Mainland leaders have long admitted that fighting corruption is a matter of life and death for the Communist Party, which cannot be faulted for not trying hard enough.
Over the past 30 years, the authorities have released a multitude of anti-corruption rules ranging from the maximum number of dishes officials may have for a banquet to the types of cars they may drive. The mainland probably has more anti-graft bodies than any other country in the world. The most powerful is the party's benignly named Central Commission for Discipline Inspection, which has sweeping powers to detain and question indefinitely an official suspected of corruption. On the government side, the Ministry of Supervision is responsible for monitoring the conduct of civil servants. On the judiciary side, the Supreme People's Procuratorate has anti-corruption bureaus on the national and local levels. On top of those, the central government has also set up a National Bureau of Corruption Prevention.
While those agencies investigate corrupt officials by the thousands each year, the fact remains that official corruption is still rampant, and the public still disgruntled.

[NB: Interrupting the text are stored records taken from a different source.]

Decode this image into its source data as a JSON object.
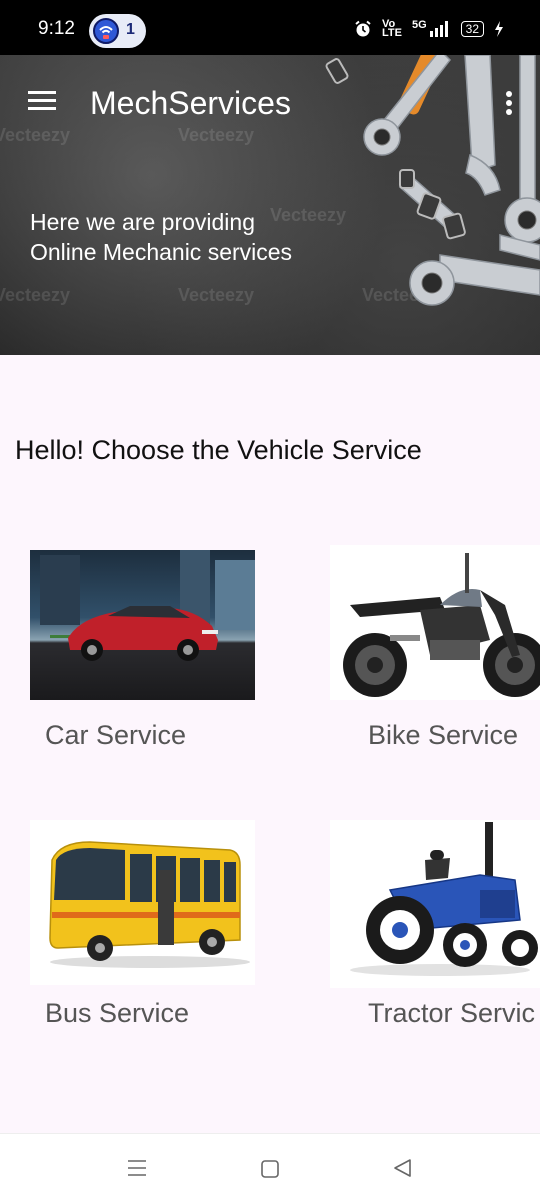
{
  "status_bar": {
    "time": "9:12",
    "hotspot_count": "1",
    "net1": "Vo",
    "net2": "LTE",
    "net3": "5G",
    "battery": "32"
  },
  "header": {
    "app_title": "MechServices",
    "tagline_line1": "Here we are providing",
    "tagline_line2": "Online Mechanic services",
    "watermark": "Vecteezy"
  },
  "content": {
    "title": "Hello! Choose the Vehicle Service"
  },
  "services": [
    {
      "label": "Car Service",
      "icon": "car-icon"
    },
    {
      "label": "Bike Service",
      "icon": "motorcycle-icon"
    },
    {
      "label": "Bus Service",
      "icon": "bus-icon"
    },
    {
      "label": "Tractor Servic",
      "icon": "tractor-icon"
    }
  ],
  "colors": {
    "background": "#fdf6fd",
    "car": "#c0202a",
    "bus": "#f2c21c",
    "tractor": "#2a55b8"
  }
}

It is against this background that the central government earlier this month made public what were termed the strictest and most comprehensive 'discipline regulations' yet, requiring most ranking officials to disclose information such as salary and bonus, marital status, property and securities investments, overseas trips, and the professions and business operations of their spouses and children.
Xinhua hailed the promulgation of the rules as reflecting the mainland leadership's 'staunch determination and clear-cut attitudes' in fighting corruption, which would have 'far-reaching implications' for strengthening 'the party's self-building'.
Big words indeed, but anyone who goes through the 23 clauses and 3,400 words of the regulations will conclude that they can in no way be compared to the regulations on declarations of assets required of officials in Hong Kong and Western countries. There are good reasons to doubt the enforcement and effectiveness of the mainland's rules, not least because the information will not be available to the public or the media.